Chu didn’t testify, but one of his top aides did -- Acting Assistant Secretary for Nuclear Energy Peter Lyons -- and he got an earful from virtually every member who questioned him.
“Regardless of who the administration is, the abject failure to follow federal law here is most disturbing, and it’s unacceptable,” Representative Jay Inslee (D-Wash.) bellowed at an Energy and Commerce subcommittee hearing. “It’s unacceptable by any administration of any party.”
Inslee hails from a state that houses nuclear waste once intended for Yucca Mountain. Lyons confronted similar criticism from other Democrats with a less direct stake in the project, including Representatives John Dingell of Michigan and G.K. Butterfield of North Carolina. More liberal Democrats like Energy and Commerce ranking member Henry Waxman of California, did not question Lyons, although Waxman was at the hearing early on.
The members charged that the administration is breaking federal law -- the Nuclear Waste Policy Act -- by terminating Yucca Mountain based in part on local objections to the project. The project has taken nearly 30 years of the government’s time and cost taxpayers about $15 billion, according to a Government Accountability Office report issued last month that was critical of the administration’s decision to end the project.
The unused money that utility commissions are collecting for the Nuclear Waste Fund is another reason lawmakers like Butterfield seem frustrated with the administration.
“I’m embarrassed to tell my constituents that their contributions have amounted to very little,” said Butterfield, whose constituents have paid (via their electricity bills) almost $2.8 billion in fees to the Nuclear Waste Fund.
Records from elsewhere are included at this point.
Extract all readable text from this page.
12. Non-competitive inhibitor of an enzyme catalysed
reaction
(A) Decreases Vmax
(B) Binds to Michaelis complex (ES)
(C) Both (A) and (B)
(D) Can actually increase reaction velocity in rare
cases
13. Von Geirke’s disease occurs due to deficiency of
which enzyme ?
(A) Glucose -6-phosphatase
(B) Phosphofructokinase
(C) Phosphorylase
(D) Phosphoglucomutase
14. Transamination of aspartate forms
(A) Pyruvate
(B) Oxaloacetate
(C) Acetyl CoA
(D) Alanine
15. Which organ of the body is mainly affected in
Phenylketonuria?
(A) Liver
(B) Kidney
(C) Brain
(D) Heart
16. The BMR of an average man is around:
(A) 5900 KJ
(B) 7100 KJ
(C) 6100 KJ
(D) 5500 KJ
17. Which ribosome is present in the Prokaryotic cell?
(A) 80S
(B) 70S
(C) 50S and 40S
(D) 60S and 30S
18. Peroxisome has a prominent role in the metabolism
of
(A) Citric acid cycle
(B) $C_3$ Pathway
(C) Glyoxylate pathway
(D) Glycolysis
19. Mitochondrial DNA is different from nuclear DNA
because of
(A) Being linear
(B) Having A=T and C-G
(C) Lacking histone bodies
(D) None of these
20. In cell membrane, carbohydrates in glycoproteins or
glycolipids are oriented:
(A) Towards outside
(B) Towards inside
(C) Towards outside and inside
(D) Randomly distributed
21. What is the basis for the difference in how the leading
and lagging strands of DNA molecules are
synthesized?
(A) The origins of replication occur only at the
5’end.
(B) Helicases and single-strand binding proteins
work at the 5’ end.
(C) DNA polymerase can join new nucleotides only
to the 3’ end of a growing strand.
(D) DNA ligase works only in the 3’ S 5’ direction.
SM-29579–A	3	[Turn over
Lyons struggled to respond. He repeatedly said he was not a lawyer and thus couldn’t answer many of the questions. He kept referring to testimony Chu has made saying the administration was going to find a more workable solution based on technical criteria and “social acceptance.” Lyons struggled to justify local objections as a legal grounds for terminating the project. He said the department’s application for the project submitted to the Nuclear Regulatory Commission in 2007 was technically and scientifically acceptable.
In 1987, the Nuclear Waste Policy Act designated Yucca Mountain as the nation’s permanent nuclear waste repository. Shortly after taking office, President Obama zeroed out funding for the project and appointed a commission to find another long-term solution for nuclear waste. The commission will issue an interim report in July and a final report next year. The legality of the decision to terminate the project is being examined by the Nuclear Regulatory Commission and in the courts, but it’s unclear if or when a final decision will come from either venue.
In House Republicans’ fiscal 2012 Energy-Water spending bill, introduced on Wednesday and slated for a markup Thursday, Republicans restored $35 million in funding for Yucca Mountain, including $10 million for the NRC to continue its review of the license. The bill includes provisions to forbid the use of funds to close the program.